Manley was a week into training for his first marathon two years ago when his sister-in-law was diagnosed with lung cancer. He wanted to do something more than "my offering to take care of the kids, come over and cook dinner."

Before the Flying Pig Marathon in his hometown of Cincinnati in May, Manley answered a call for help from Jerry Dunn, a 55-year-old marathon fanatic who ran 200 marathons last year, including Tampa. Dunn wanted a course guide before 14 days of running the Flying Pig course, and he and Manley struck up a friendship.

Dunn suggested Tampa as a prime race for Run for the Lungs and agreed to be the organization's spokesman and coach.

"I saw his passion for it," Dunn said. "And most people here are first-time marathoners, and I get a great deal of satisfaction out of getting someone started. I still know what a great personal achievement it is."

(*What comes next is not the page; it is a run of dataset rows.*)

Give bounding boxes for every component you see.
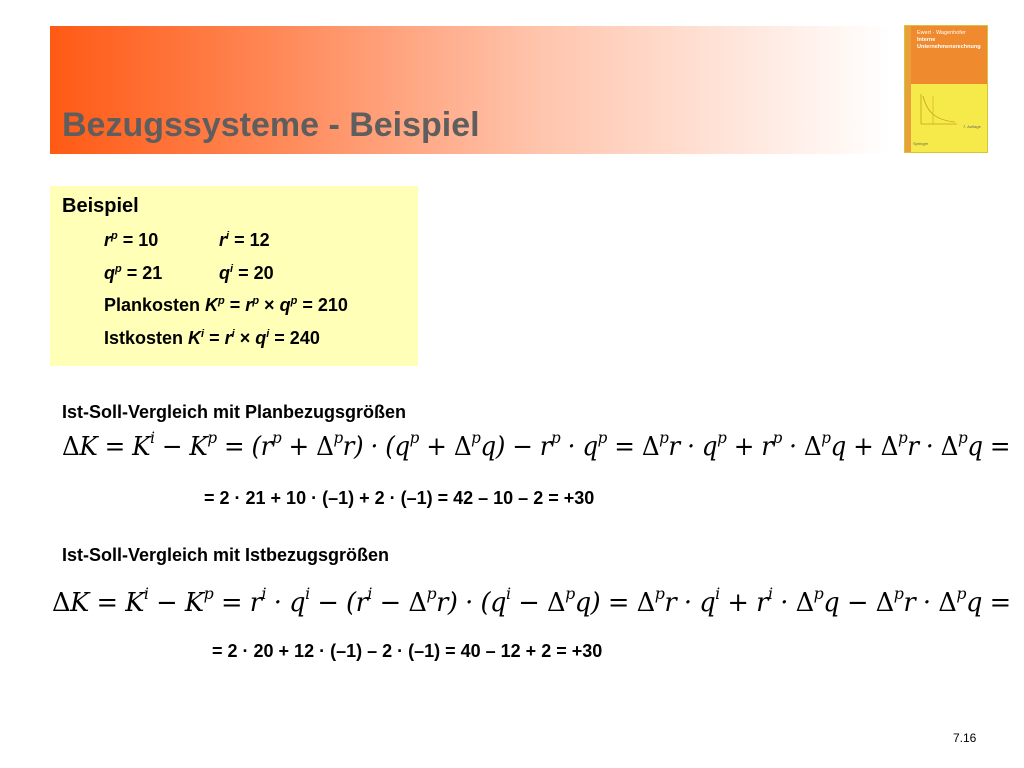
example-line-q: $q^p = 21$ $q^i = 20$	[104, 263, 274, 283]
book-author: Ewert · Wagenhofer	[917, 30, 966, 36]
book-cover-image	[904, 25, 988, 153]
q-plan-value: = 21	[126, 263, 163, 283]
formula-plan: $\Delta K = K^i - K^p = (r^p + \Delta^pr) \cdot (q^p + \Delta^pq) - r^p \cdot q^p = \Delta^pr \cdot q^p + r^p \cdot \Delta^pq + \Delta^pr \cdot \Delta^pq$ =	[62, 428, 1011, 462]
page-title: Bezugssysteme - Beispiel	[62, 106, 480, 144]
result-plan: = 2 · 21 + 10 · (–1) + 2 · (–1) = 42 – 10 – 2 = +30	[204, 488, 595, 508]
plankosten-label: Plankosten	[104, 295, 201, 315]
example-line-plankosten: Plankosten $K^p = r^p \times q^p = 210$	[104, 295, 348, 315]
r-plan-value: = 10	[122, 230, 159, 250]
istkosten-value: = 240	[274, 328, 320, 348]
section-plan-heading: Ist-Soll-Vergleich mit Planbezugsgrößen	[62, 402, 407, 422]
book-title-line1: Interne	[917, 37, 936, 43]
r-ist-value: = 12	[234, 230, 270, 250]
book-graph-icon	[919, 92, 959, 126]
book-title-line2: Unternehmensrechnung	[917, 44, 981, 50]
plankosten-value: = 210	[302, 295, 348, 315]
book-title-band	[911, 26, 987, 84]
example-box	[50, 186, 418, 366]
q-ist-value: = 20	[238, 263, 274, 283]
title-banner	[50, 26, 890, 154]
example-heading: Beispiel	[62, 195, 139, 217]
book-edition: 7. Auflage	[963, 124, 981, 129]
formula-ist: $\Delta K = K^i - K^p = r^i \cdot q^i - (r^i - \Delta^pr) \cdot (q^i - \Delta^pq) = \Delta^pr \cdot q^i + r^i \cdot \Delta^pq - \Delta^pr \cdot \Delta^pq$ =	[52, 584, 1011, 618]
result-ist: = 2 · 20 + 12 · (–1) – 2 · (–1) = 40 – 12 + 2 = +30	[212, 641, 603, 661]
example-line-istkosten: Istkosten $K^i = r^i \times q^i = 240$	[104, 328, 320, 348]
example-line-r: $r^p = 10$ $r^i = 12$	[104, 230, 270, 250]
page-number: 7.16	[953, 731, 977, 745]
book-publisher: Springer	[913, 141, 929, 146]
section-ist-heading: Ist-Soll-Vergleich mit Istbezugsgrößen	[62, 545, 390, 565]
istkosten-label: Istkosten	[104, 328, 184, 348]
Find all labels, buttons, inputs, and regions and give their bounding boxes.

Run for the Lungs, however, is a youngster among established teams. Groups such as Team in Training (benefiting the Leukemia and Lymphoma Society) and Joints in Motion (Arthritis Foundation) have taken large contingents to marathons for years.

Team in Training is the largest, with chapters all over the country, including west-central Florida. At its strongest event, the annual Rock 'n' Roll Marathon in San Diego, Team in Training takes 4,000-5,000 people.

Fifty Team in Training runners are expected at the Hops Marathon, and race director Susan Harmeling said 200-300 would have attended if not for travel considerations after the Sept. 11 terrorist attacks.

For now, Run for the Lungs is thinking more modestly.

"We're going to see if there's room for another (team)," Dunn said. "We'll grow it as big as it will get, and if we get to 500-1,000 members, we'll consider ourselves fortunate."

Run for the Lungs requires a $3,000 donation from each runner, from which it provides airfare, lodging, a racing singlet and paid entry. The team plans to expand to allow participants to run any marathon in the continental United States.

But as for Levering, she's happy to run at home. Her employer, Moffett Cancer Center, signed on as co-sponsor for the team in the Hops Marathon, contributing more than $5,000 and holding a free pasta dinner at 5 p.m. Saturday at its research center auditorium (open to the public).

While her run will be bittersweet, she's thankful for the opportunity.

"It's going to be tough to go down on Bayshore. Mom died right at Tampa General," Levering said. "But this little bit I can do is great."